Yanto seems somewhat taken aback. “But... but I've know you less than an hour,” he protests.

He shrugs. “I once got married to a girl I'd only known for six minutes.”

“You're clearly insane,” Yanto frowns slightly, gesturing to him and his lack of clothing, “You walked out of the trees naked.”

“Not the craziest thing I've ever done,” he says, “That involved a small porpoise and the contents of the fridge of the Little Chef just outside the Sirius B system.”

“And now,” Yanto's voice is rising, almost slightly hysterically, “You just walk up to the Artefact, which turns out to be a dimensionally transcendental alien space ship, and ask me if I want to come with you!”

He folds his arms and leans against the console. “Well, do you?”

Yanto falls silent, lips pressed together for a long, intense moment. “Alright,” he says, finally. “I think I will. But will you at least tell me your name?”

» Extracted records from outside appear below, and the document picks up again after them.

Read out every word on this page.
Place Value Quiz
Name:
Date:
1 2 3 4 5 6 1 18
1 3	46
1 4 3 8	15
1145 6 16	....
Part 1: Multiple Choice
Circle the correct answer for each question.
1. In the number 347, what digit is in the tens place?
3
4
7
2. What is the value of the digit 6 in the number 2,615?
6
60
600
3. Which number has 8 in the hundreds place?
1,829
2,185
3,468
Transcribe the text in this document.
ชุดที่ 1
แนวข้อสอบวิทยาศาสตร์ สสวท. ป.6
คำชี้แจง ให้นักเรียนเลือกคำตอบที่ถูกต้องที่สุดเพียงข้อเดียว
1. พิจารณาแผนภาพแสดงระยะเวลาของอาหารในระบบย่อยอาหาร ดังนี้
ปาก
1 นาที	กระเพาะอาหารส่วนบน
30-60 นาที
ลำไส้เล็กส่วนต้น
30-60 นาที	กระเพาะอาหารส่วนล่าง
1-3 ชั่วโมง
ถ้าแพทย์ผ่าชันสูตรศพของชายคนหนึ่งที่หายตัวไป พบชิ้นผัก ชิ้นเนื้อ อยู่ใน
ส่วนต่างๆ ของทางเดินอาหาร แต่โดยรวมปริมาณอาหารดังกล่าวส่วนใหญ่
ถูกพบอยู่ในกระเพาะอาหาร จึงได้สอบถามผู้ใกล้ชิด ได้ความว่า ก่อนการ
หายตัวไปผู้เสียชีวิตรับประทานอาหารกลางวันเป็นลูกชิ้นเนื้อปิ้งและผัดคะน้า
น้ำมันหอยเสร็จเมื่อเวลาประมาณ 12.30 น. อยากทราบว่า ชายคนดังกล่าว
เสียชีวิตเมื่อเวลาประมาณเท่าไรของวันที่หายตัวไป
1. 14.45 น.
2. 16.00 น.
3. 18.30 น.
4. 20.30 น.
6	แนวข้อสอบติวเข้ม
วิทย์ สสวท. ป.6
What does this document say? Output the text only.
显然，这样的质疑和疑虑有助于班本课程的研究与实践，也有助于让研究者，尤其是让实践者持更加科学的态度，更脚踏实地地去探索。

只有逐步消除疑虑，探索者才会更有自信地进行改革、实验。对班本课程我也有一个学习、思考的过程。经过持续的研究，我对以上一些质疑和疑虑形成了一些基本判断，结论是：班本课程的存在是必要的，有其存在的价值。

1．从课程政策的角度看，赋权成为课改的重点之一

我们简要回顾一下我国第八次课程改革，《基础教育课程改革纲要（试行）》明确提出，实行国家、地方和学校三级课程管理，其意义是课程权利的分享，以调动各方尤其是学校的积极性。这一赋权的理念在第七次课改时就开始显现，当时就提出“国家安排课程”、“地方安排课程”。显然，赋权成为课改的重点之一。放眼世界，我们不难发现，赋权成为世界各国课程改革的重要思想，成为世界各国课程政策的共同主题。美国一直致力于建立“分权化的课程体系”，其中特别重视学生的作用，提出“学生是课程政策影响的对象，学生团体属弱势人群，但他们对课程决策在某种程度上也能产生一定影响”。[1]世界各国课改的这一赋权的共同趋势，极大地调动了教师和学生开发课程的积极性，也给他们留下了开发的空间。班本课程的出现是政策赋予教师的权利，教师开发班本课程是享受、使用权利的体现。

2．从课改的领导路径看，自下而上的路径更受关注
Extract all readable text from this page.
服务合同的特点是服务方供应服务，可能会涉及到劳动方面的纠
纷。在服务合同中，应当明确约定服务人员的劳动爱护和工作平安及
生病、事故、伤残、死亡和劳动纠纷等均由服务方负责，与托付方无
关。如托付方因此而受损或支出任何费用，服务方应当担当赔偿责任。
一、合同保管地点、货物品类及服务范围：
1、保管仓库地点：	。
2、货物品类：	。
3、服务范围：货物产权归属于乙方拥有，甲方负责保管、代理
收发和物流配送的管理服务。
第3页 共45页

He blinks, surprised by the question. It's been so long since anyone asked that he isn't sure... ah. Of course. It makes sense. Fate does seem to be trying to tell him something today. “Jack,” he says, after a bare moment's thought. “That's always been one of my favourite names.”

“I still think you're insane, Jack,” Yanto says, then smiles tentatively. “But I'll come with you anyway.”

“Excellent!” He says, and claps his hands together. He puts a hand on the console, and she gleefully slams the doors shut with a bang, he can feel her warming up long unused engines with joy, and flinging herself into the Vortex with nary a second thought about it. “So tell me... have you ever heard of a place called Cardiff?”